I really shouldn't be able to see anything here, still I have anti-aliasing shadows in the text.  I am assuming writing strings using NSString is bad bad bad...  Time to look into other ways of writing text...

#8   Members   -  Reputation: 1072


Posted 22 February 2014 - 04:07 PM

Just to update in case someone else is struggling with the same as I am (although I doubt...)


In my previous post, I had a hunch about what was going wrong.  I made the following test:

    char unsigned *byteBuffer = (char unsigned *)textureBuffer;
    for (int i = 0; i < width * height; i++) {
        int r = byteBuffer[i * 4 + 0];
        int g = byteBuffer[i * 4 + 1];
        int b = byteBuffer[i * 4 + 2];
        int a = byteBuffer[i * 4 + 3];
        a = round((r+g+b)/3);
        byteBuffer[i * 4 + 0] = 255;
        byteBuffer[i * 4 + 1] = 255;
        byteBuffer[i * 4 + 2] = 255;
        byteBuffer[i * 4 + 3] = a;

It basically averages the color from the [NSString drawWithRect...] and replaces the alpha with the average of the colours.  Then I set the RGB colours to 255.

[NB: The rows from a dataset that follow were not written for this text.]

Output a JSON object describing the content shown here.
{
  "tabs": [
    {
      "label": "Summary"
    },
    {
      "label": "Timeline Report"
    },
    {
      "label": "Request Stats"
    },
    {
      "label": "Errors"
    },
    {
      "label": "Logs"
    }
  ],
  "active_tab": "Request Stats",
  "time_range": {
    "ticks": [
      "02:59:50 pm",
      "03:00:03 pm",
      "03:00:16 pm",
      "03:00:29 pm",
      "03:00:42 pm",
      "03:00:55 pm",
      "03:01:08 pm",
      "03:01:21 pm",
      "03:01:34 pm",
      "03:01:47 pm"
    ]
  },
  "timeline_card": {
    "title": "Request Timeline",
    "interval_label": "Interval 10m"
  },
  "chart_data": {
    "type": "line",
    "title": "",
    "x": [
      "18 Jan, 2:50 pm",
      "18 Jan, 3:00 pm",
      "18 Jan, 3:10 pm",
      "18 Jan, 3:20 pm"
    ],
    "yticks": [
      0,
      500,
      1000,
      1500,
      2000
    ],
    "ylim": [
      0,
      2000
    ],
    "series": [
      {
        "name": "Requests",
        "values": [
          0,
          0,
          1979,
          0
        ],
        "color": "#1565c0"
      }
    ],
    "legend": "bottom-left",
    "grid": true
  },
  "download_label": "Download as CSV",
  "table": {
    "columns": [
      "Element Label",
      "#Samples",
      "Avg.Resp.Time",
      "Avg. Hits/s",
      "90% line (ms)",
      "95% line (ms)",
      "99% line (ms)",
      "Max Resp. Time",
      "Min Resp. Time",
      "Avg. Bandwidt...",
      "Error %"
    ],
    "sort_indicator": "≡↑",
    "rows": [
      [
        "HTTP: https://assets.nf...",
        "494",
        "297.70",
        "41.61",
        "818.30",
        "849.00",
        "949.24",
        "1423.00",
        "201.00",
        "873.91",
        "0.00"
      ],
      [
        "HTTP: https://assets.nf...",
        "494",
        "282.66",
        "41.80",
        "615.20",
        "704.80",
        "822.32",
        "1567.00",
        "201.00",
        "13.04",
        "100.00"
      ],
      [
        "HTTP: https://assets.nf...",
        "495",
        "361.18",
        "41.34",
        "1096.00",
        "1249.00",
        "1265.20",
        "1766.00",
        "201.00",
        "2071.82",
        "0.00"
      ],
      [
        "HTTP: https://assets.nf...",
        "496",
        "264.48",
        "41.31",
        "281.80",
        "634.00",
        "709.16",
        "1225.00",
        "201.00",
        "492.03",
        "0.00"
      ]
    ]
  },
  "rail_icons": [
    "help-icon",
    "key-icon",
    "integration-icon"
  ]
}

This surprisingly worked.  By no means an elegant solution, but it works for now.  I am still looking for a better solution, but for now this will do.



#9   Members   -  Reputation: 2540


Posted 22 February 2014 - 05:22 PM

I suspect that sub-pixel antialiasing is causing your problem.

#10   Crossbones+   -  Reputation: 5889


Posted 22 February 2014 - 08:38 PM

Your white-on-white text indicates that the the string texture has premultiplied alpha (GL_ONE, GL_ONE_MINUS_SRC_ALPHA) and you draw it with (GL_SRC_ALPHA, GL_ONE_MINUS_SRC_ALPHA) instead.